Signs of the times
Repin’s Coffee Inns
Today’s cafe culture in Sydney is most often attributed to the wave of Italian and central European immigration that followed World War II. While the influence of these immigrants on our morning routine cannot be overstated, there is one man whose story is often overlooked – Ivan Dmitrievitch Repin.

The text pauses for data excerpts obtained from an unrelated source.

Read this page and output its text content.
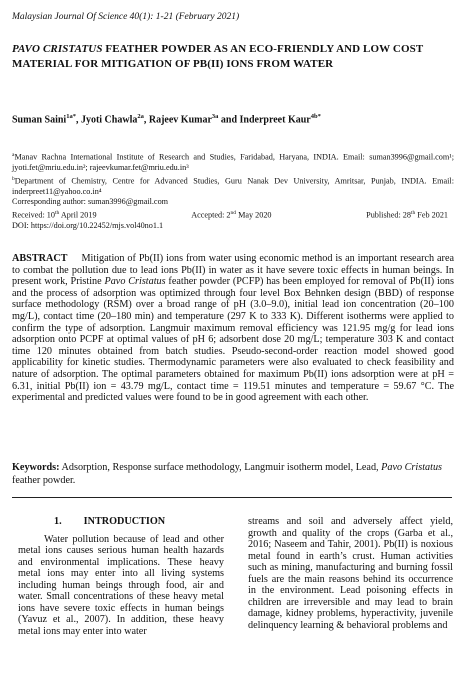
Malaysian Journal Of Science 40(1): 1-21 (February 2021)
PAVO CRISTATUS FEATHER POWDER AS AN ECO-FRIENDLY AND LOW COST MATERIAL FOR MITIGATION OF PB(II) IONS FROM WATER
Suman Saini$^{1a*}$, Jyoti Chawla$^{2a}$, Rajeev Kumar$^{3a}$ and Inderpreet Kaur$^{4b*}$
$^a$Manav Rachna International Institute of Research and Studies, Faridabad, Haryana, INDIA. Email: suman3996@gmail.com¹; jyoti.fet@mriu.edu.in²; rajeevkumar.fet@mriu.edu.in³
$^b$Department of Chemistry, Centre for Advanced Studies, Guru Nanak Dev University, Amritsar, Punjab, INDIA. Email: inderpreet11@yahoo.co.in⁴
Corresponding author: suman3996@gmail.com
Received: 10th April 2019	Accepted: 2nd May 2020	Published: 28th Feb 2021
DOI: https://doi.org/10.22452/mjs.vol40no1.1
ABSTRACT Mitigation of Pb(II) ions from water using economic method is an important research area to combat the pollution due to lead ions Pb(II) in water as it have severe toxic effects in human beings. In present work, Pristine Pavo Cristatus feather powder (PCFP) has been employed for removal of Pb(II) ions and the process of adsorption was optimized through four level Box Behnken design (BBD) of response surface methodology (RSM) over a broad range of pH (3.0–9.0), initial lead ion concentration (20–100 mg/L), contact time (20–180 min) and temperature (297 K to 333 K). Different isotherms were applied to confirm the type of adsorption. Langmuir maximum removal efficiency was 121.95 mg/g for lead ions adsorption onto PCPF at optimal values of pH 6; adsorbent dose 20 mg/L; temperature 303 K and contact time 120 minutes obtained from batch studies. Pseudo-second-order reaction model showed good applicability for kinetic studies. Thermodynamic parameters were also evaluated to check feasibility and nature of adsorption. The optimal parameters obtained for maximum Pb(II) ions adsorption were at pH = 6.31, initial Pb(II) ion = 43.79 mg/L, contact time = 119.51 minutes and temperature = 59.67 °C. The experimental and predicted values were found to be in good agreement with each other.
Keywords: Adsorption, Response surface methodology, Langmuir isotherm model, Lead, Pavo Cristatus feather powder.
1. INTRODUCTION

Water pollution because of lead and other metal ions causes serious human health hazards and environmental implications. These heavy metal ions may enter into all living systems including human beings through food, air and water. Small concentrations of these heavy metal ions have severe toxic effects in human beings (Yavuz et al., 2007). In addition, these heavy metal ions may enter into water

streams and soil and adversely affect yield, growth and quality of the crops (Garba et al., 2016; Naseem and Tahir, 2001). Pb(II) is noxious metal found in earth’s crust. Human activities such as mining, manufacturing and burning fossil fuels are the main reasons behind its occurrence in the environment. Lead poisoning effects in children are irreversible and may lead to brain damage, kidney problems, hyperactivity, juvenile delinquency learning & behavioral problems and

Russian-born Repin and his family arrived in Sydney in 1925, having fled their homeland when the Russian Revolution broke out in 1917. After working a few different jobs, including driving taxis, Repin opened his first coffee shop in September 1930 at 152 King Street. Located across the road from the Supreme Court, and in close proximity to Martin Place and the government buildings on Macquarie Street, Repin’s venture was soon a success among workers and and daytrippers to the city. Building on this momentum, Repin expanded, opening a second cafe the following year, in Castlereagh Street, and another in 1933, in Market Street. By the mid-1930s there were two Repin’s Coffee and Tea Shops on both King and Pitt streets, and a fifth on Market Street. In 1937, Repin moved one store from Pitt Street to George Street, and opened another store, Repin’s Quality Inn, at 108 King Street.
With hindsight, the opening of multiple new cafes in the midst of the Great Depression appears a risky venture. However, the economic conditions that might have sunk Repin’s business instead worked to shape it. His coffee shops became sanctuaries for companies who could no longer afford to pay rent for office space; employers met their staff in one of his many establishments to read the mail that they had collected from the General Post Office.
Inspired by his research trips to the United States, Repin modelled his coffee shops on American cafes, offering ‘fast, clean service at minimum price’.1 At a time when most people drank tea, Repin’s served coffee at 3 shillings a cup with cream in little pots on the side or, for those who could afford an extra 3 shillings, ‘Vienna style’ with whipped cream on top. He began roasting coffee beans at the entrance to his stores, enticing customers in with the alluring aromas. His stores also sold freshly ground beans by the bag, an innovative practice at the time. By the end of the 1930s, Repin’s was as ubiquitous in Sydney as Starbucks is now in Manhattan.
Reliable, respected and reassuring, Repin’s was as familiar as your grandmother’s sitting room – just with better coffee.
- 1. J Laffin, ‘The Repin story’, Hotel and Café News, April 1955, p12.